Why we publish what we are not building

Two reasons. First, prospective users deserve to know what LAP is not before they sign up, so the user who needs a real-time coach or a math-channel tool or a gamified sim-racing community can pick a product that fits, rather than be disappointed by LAP’s absence of features it never intended to build.

Second, publishing the exclusions in public is what makes them durable. A scope choice that lives only in an internal doctrine document drifts when the next demo request lands and the pressure to “just add a small real-time hint” arrives. A scope choice that has been published, named, and explained is harder to drift past, because the drift would visibly contradict the public commitment. We publish what we are not building because the publication is part of how we keep ourselves honest about it. The recurring monthly update is the cadence the same discipline runs under: numbers attached, including the unflattering ones.

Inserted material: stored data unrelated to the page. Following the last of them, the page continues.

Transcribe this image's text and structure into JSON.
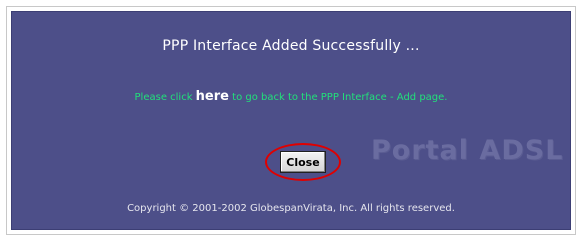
{
  "dialog": {
    "title": "PPP Interface Added Successfully ...",
    "message_prefix": "Please click ",
    "here_link": "here",
    "message_suffix": " to go back to the PPP Interface - Add page.",
    "close_label": "Close",
    "watermark": "Portal ADSL",
    "copyright": "Copyright © 2001-2002 GlobespanVirata, Inc. All rights reserved."
  },
  "colors": {
    "panel_background": "#4d4f89",
    "message_text": "#22e07a",
    "highlight_ring": "#e00000"
  }
}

The roadmap of features LAP will ship is a long document. The roadmap of features LAP will not ship is a shorter one, and a more important one to get right. This post is the public-facing edition; the internal commitments are where they live by name and by ADR, and the scope discipline runs across both.

FAQ

Common questions.

Who is LAP designed for?

The serious sim racer who has plateaued at a licence class and wants structured progression rather than more seat time, and the track-day driver who runs four-to-eight events a year and wants the work between sessions to compound into the next event. The driver alone with the data between sessions is the primary persona. Anti-personas are explicit: racing-team engineers (keep MoTeC), drivers with a dedicated human coach.

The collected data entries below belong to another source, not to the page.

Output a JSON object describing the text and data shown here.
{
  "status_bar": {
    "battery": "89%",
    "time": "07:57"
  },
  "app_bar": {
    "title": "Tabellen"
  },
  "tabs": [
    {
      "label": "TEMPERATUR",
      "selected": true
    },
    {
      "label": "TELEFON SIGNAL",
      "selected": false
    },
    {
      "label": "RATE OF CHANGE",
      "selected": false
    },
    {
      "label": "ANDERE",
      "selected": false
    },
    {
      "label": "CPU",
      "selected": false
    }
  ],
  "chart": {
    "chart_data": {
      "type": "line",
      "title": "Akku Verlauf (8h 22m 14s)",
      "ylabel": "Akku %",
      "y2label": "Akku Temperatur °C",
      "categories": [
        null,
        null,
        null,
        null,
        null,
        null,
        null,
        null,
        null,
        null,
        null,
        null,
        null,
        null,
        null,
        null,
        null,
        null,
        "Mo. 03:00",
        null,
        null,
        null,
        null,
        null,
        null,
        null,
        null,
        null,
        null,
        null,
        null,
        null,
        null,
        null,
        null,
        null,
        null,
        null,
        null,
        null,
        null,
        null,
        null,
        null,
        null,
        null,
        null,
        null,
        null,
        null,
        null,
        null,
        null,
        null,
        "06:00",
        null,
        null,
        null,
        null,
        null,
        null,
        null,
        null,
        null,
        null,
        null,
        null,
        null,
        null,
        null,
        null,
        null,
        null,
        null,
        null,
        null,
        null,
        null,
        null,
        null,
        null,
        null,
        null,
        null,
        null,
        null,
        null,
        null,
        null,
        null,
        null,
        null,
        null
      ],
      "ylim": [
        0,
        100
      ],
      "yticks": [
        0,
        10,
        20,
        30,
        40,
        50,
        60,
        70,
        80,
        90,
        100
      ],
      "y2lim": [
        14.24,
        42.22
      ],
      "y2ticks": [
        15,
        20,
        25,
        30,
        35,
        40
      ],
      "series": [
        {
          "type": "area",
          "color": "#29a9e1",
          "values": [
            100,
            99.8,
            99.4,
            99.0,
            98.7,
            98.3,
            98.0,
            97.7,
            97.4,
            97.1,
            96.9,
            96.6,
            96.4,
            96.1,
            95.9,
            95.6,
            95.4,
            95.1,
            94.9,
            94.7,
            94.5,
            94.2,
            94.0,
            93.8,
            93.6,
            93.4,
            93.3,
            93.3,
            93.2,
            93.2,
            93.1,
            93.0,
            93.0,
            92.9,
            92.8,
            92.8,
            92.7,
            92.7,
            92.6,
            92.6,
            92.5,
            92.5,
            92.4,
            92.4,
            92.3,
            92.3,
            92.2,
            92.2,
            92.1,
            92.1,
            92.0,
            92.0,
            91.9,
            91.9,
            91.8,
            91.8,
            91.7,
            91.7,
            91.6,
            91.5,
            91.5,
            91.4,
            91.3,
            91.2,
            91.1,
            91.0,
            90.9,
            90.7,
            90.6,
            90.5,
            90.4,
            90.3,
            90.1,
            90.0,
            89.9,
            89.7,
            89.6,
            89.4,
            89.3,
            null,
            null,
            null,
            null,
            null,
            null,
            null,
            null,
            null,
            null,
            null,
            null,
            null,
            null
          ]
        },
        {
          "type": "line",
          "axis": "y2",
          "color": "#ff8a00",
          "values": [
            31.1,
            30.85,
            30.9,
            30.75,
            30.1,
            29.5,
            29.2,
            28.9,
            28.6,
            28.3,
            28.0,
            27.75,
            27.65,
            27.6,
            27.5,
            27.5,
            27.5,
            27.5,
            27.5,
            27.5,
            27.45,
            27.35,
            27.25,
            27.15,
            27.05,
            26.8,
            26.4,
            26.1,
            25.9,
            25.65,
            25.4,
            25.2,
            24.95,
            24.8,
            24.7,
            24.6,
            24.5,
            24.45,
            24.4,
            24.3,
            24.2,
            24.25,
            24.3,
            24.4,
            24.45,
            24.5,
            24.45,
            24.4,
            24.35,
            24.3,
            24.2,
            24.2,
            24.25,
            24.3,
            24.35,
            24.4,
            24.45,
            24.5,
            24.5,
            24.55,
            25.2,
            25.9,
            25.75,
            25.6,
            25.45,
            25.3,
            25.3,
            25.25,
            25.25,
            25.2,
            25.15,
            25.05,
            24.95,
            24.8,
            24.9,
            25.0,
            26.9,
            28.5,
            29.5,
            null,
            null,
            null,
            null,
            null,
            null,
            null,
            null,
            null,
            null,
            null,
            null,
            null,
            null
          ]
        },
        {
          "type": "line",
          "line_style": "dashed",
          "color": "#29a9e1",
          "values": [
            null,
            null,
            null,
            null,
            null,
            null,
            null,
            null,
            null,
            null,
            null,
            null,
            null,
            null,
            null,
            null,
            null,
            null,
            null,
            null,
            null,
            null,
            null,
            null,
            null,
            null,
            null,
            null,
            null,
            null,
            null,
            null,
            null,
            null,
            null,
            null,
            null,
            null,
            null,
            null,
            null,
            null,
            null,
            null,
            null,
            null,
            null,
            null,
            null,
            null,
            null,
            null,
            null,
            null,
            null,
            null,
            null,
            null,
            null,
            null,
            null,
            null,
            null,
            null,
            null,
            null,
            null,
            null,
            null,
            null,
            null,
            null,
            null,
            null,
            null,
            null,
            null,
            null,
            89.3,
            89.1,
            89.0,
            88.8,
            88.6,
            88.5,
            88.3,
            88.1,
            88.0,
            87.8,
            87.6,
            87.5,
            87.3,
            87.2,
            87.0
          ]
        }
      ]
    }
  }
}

Does LAP use language-model-generated coaching?

No. Every coaching prescription LAP ships traces to a hand-curated rule library written by human authors — never to a language-model output. The reason is durability over surface area: a coaching surface that fabricates plausible-sounding advice will eventually land a prescription on a corner the driver knows well, the prescription will be wrong, and the trust differential collapses on that single bad output. The doctrine commitment is non-negotiable.

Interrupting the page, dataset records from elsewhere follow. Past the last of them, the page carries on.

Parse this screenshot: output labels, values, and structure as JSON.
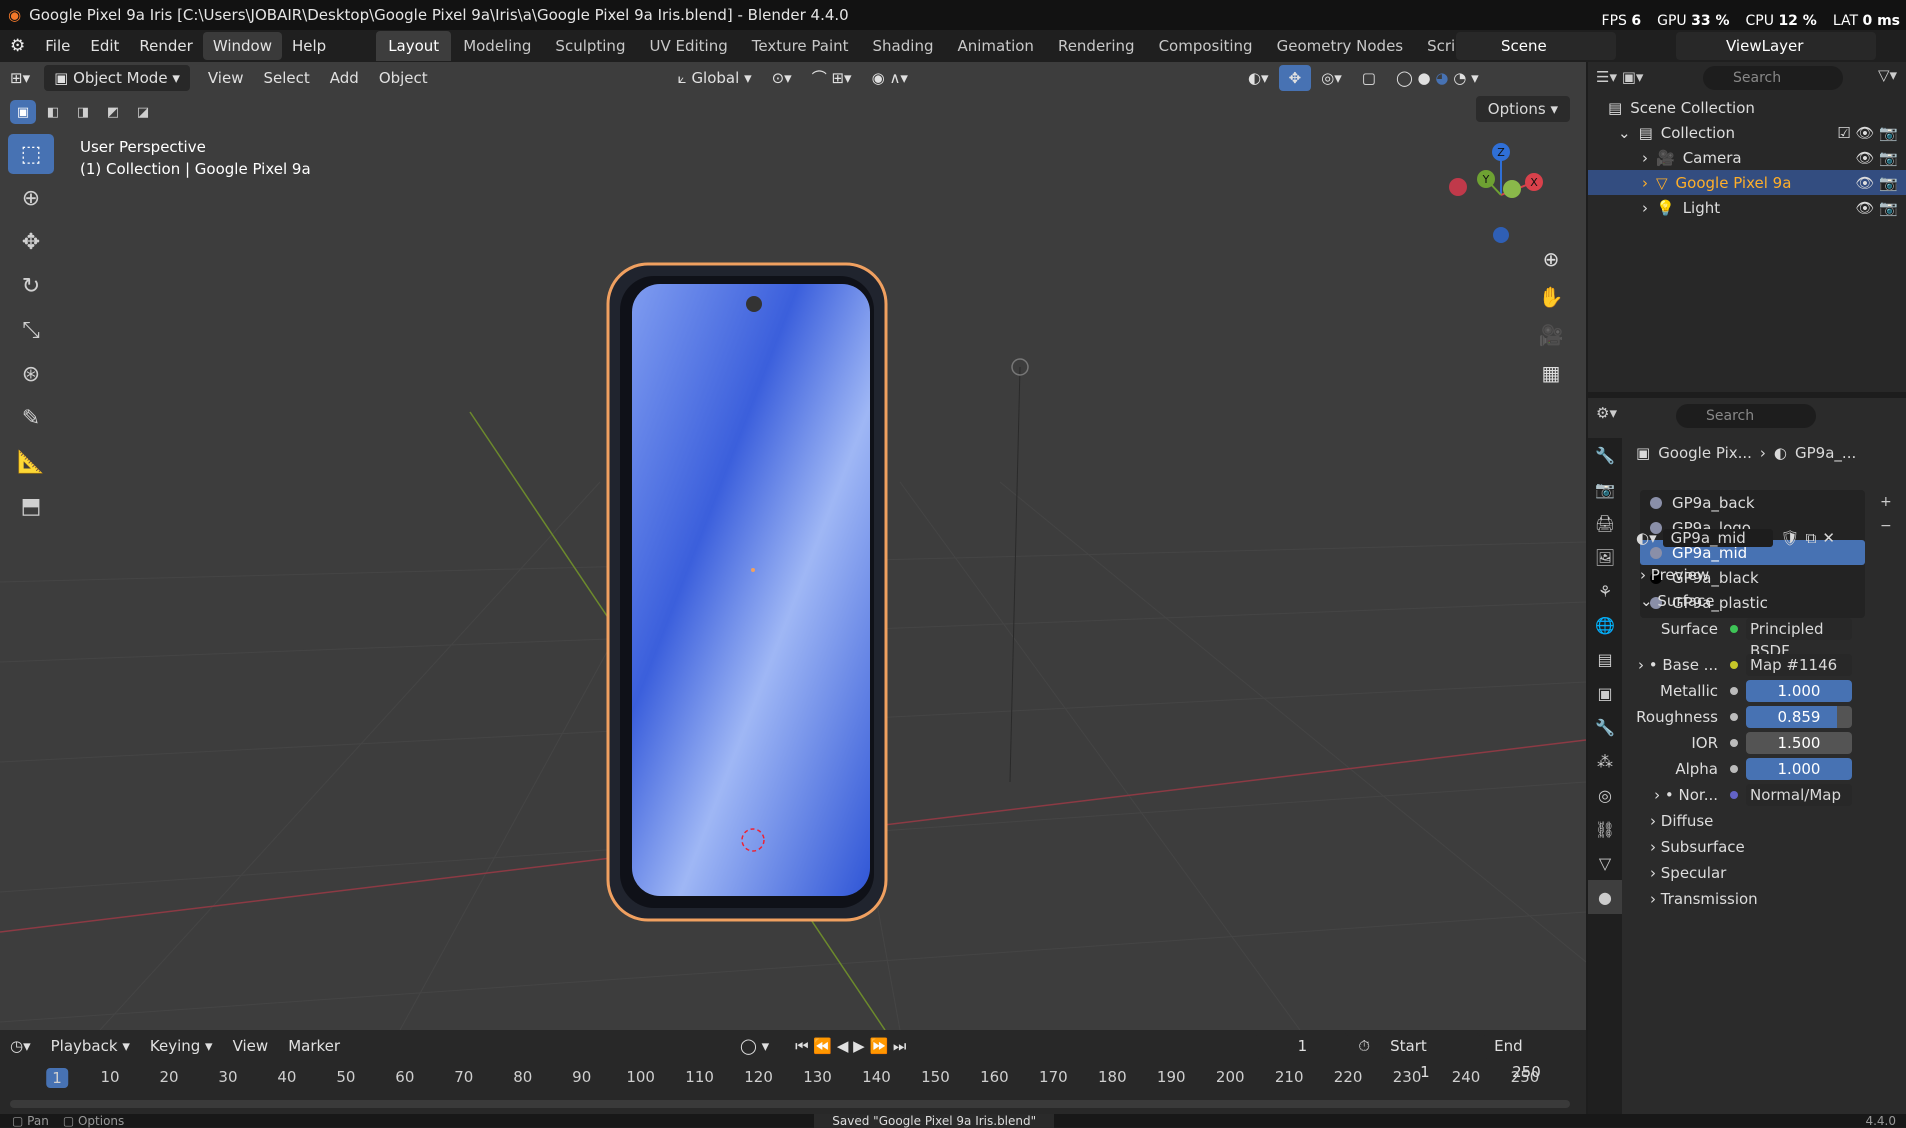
{
  "title_bar": {
    "title": "Google Pixel 9a Iris [C:\\Users\\JOBAIR\\Desktop\\Google Pixel 9a\\Iris\\a\\Google Pixel 9a Iris.blend] - Blender 4.4.0",
    "fps_label": "FPS",
    "fps_value": "6",
    "gpu_label": "GPU",
    "gpu_value": "33 %",
    "cpu_label": "CPU",
    "cpu_value": "12 %",
    "lat_label": "LAT",
    "lat_value": "0 ms"
  },
  "menu": {
    "items": [
      "File",
      "Edit",
      "Render",
      "Window",
      "Help"
    ],
    "active": "Window"
  },
  "workspaces": {
    "tabs": [
      "Layout",
      "Modeling",
      "Sculpting",
      "UV Editing",
      "Texture Paint",
      "Shading",
      "Animation",
      "Rendering",
      "Compositing",
      "Geometry Nodes",
      "Scripting"
    ],
    "active": "Layout",
    "add": "+"
  },
  "scene": {
    "name": "Scene",
    "view_layer": "ViewLayer"
  },
  "viewport_header": {
    "mode": "Object Mode",
    "menus": [
      "View",
      "Select",
      "Add",
      "Object"
    ],
    "orientation": "Global",
    "options": "Options"
  },
  "viewport": {
    "perspective": "User Perspective",
    "collection_line": "(1) Collection | Google Pixel 9a",
    "gizmo": {
      "z": "Z",
      "y": "Y",
      "x": "X"
    }
  },
  "timeline": {
    "menus": [
      "Playback",
      "Keying",
      "View",
      "Marker"
    ],
    "current_frame": "1",
    "start_label": "Start",
    "start": "1",
    "end_label": "End",
    "end": "250",
    "ruler": [
      "1",
      "10",
      "20",
      "30",
      "40",
      "50",
      "60",
      "70",
      "80",
      "90",
      "100",
      "110",
      "120",
      "130",
      "140",
      "150",
      "160",
      "170",
      "180",
      "190",
      "200",
      "210",
      "220",
      "230",
      "240",
      "250"
    ]
  },
  "status_bar": {
    "pan": "Pan",
    "options": "Options",
    "message": "Saved \"Google Pixel 9a Iris.blend\"",
    "version": "4.4.0"
  },
  "outliner": {
    "search_placeholder": "Search",
    "scene_collection": "Scene Collection",
    "collection": "Collection",
    "items": [
      "Camera",
      "Google Pixel 9a",
      "Light"
    ],
    "selected": "Google Pixel 9a"
  },
  "properties": {
    "search_placeholder": "Search",
    "breadcrumb_object": "Google Pix...",
    "breadcrumb_material": "GP9a_...",
    "materials": [
      {
        "name": "GP9a_back",
        "color": "#8a8fa8"
      },
      {
        "name": "GP9a_logo",
        "color": "#8a8fa8"
      },
      {
        "name": "GP9a_mid",
        "color": "#8a8fa8"
      },
      {
        "name": "GP9a_black",
        "color": "#000000"
      },
      {
        "name": "GP9a_plastic",
        "color": "#8a8fa8"
      }
    ],
    "selected_material": "GP9a_mid",
    "material_field": "GP9a_mid",
    "preview": "Preview",
    "surface_section": "Surface",
    "surface_label": "Surface",
    "surface_value": "Principled BSDF",
    "base_label": "Base ...",
    "base_value": "Map #1146",
    "metallic_label": "Metallic",
    "metallic": "1.000",
    "roughness_label": "Roughness",
    "roughness": "0.859",
    "ior_label": "IOR",
    "ior": "1.500",
    "alpha_label": "Alpha",
    "alpha": "1.000",
    "normal_label": "Nor...",
    "normal_value": "Normal/Map",
    "subsections": [
      "Diffuse",
      "Subsurface",
      "Specular",
      "Transmission"
    ]
  },
  "colors": {
    "accent": "#4772b3",
    "selected_object": "#ffaf29"
  }
}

What is LAP NOT going to build, and why?

Six exclusions documented in public: language-model-generated coaching, real-time in-cockpit coaching, racing-team-engineer tooling, gamification as the primary surface, setup or strategy widgets, and prescriptions when the rule library cannot diagnose. Each exclusion is a deliberate scope choice with reasons attached. The roadmap of features LAP will not ship is shorter than the roadmap of features it will, and a more important one to get right at the start.

Why no real-time in-cockpit coaching?

Different product, different safety profile, different latency budget, different trust failure mode. LAP runs between sessions on the trace after the lap is in the books, where the prescription anatomy can be verified before reaching the driver. A prescription that arrives mid-corner with no review step has a narrower correctness window and a wider blast radius when it lands wrong. The deliberate scope is that the loop closes between sessions, not at 200 km/h.